As far as chlorinated hydrocarbon compounds such as D.D.T. and organo-phosphorous compounds are concerned, the minute amounts of the tasteless and odorless chemical necessary to cause illness or death can only be identified by a few specialized laboratories and often only by the company of manufacture. The testing procedure is extremely expensive and such poisoning must often remain only suspected. It is essential, however, in all cases of possible poisonings to be able to suspect certain specific substances, if poison tests are to be carried out; contrary to popular belief there is no single test, which will demonstrate the presence of "a poison". A further complication in diagnosing poisoning is that some poisons are cumulative, being stored in the liver, endocrine glands or fatty tissues.
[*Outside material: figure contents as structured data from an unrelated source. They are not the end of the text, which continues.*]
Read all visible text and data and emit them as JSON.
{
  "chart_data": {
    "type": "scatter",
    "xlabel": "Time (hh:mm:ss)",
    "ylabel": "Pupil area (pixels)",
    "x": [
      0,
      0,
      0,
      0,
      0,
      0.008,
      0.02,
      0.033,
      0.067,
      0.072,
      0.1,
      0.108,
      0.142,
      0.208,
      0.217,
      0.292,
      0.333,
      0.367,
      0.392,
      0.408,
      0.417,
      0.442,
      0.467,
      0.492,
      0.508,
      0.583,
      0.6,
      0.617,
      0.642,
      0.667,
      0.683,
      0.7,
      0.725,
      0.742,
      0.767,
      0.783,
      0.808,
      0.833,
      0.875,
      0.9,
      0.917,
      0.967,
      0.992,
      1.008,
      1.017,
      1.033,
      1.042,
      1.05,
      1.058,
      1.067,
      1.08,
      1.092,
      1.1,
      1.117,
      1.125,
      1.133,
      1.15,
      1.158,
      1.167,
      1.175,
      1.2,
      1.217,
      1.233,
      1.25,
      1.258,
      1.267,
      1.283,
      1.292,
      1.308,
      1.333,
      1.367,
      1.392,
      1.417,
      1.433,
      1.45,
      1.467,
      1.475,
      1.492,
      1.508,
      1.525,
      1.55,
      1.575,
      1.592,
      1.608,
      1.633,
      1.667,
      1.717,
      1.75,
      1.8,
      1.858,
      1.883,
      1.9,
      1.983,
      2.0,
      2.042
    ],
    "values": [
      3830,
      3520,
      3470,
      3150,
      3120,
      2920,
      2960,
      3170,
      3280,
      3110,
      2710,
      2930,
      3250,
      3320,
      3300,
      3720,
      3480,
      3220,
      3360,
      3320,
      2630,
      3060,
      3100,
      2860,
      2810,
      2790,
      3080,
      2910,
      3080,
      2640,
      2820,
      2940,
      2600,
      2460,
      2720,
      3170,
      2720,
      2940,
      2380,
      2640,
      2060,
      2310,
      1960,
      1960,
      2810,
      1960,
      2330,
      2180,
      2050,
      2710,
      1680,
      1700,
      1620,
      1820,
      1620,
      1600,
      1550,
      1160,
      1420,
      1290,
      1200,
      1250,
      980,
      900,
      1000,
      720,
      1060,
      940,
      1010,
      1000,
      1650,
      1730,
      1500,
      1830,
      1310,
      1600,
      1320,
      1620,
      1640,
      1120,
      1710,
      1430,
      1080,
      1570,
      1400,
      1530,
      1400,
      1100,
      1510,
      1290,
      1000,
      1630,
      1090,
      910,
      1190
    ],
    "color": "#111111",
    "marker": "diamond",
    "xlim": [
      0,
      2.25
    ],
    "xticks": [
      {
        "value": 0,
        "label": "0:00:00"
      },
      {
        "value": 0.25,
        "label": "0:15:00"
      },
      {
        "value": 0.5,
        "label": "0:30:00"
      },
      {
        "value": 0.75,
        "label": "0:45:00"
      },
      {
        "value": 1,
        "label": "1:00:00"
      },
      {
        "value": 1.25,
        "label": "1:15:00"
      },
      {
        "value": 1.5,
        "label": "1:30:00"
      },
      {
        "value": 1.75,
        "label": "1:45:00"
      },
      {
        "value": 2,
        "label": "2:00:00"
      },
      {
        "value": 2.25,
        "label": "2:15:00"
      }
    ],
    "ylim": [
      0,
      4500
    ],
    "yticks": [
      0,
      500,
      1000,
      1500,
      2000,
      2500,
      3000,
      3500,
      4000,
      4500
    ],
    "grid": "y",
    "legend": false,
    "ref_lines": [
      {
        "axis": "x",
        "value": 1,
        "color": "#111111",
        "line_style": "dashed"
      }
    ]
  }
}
The clinical signs may thus start long after the bulk of the toxic dose has been eaten or absorbed. The fourth or fifth batch of contaminated seed for example, may coincide with the first signs of illness. Similarly, there may be a long delay after crops or garden plants near an outside aviary have been sprayed several times, before any of the birds show signs of poisoning.
A veterinarian should always be called in when poisoning of any type is suspected. When a specific substance is strongly suspected, a telephone call to the nearest chemist may reveal a specific antidote, this however, should only be administered under veterinary supervision since the cure may prove more toxic than the suspected poison!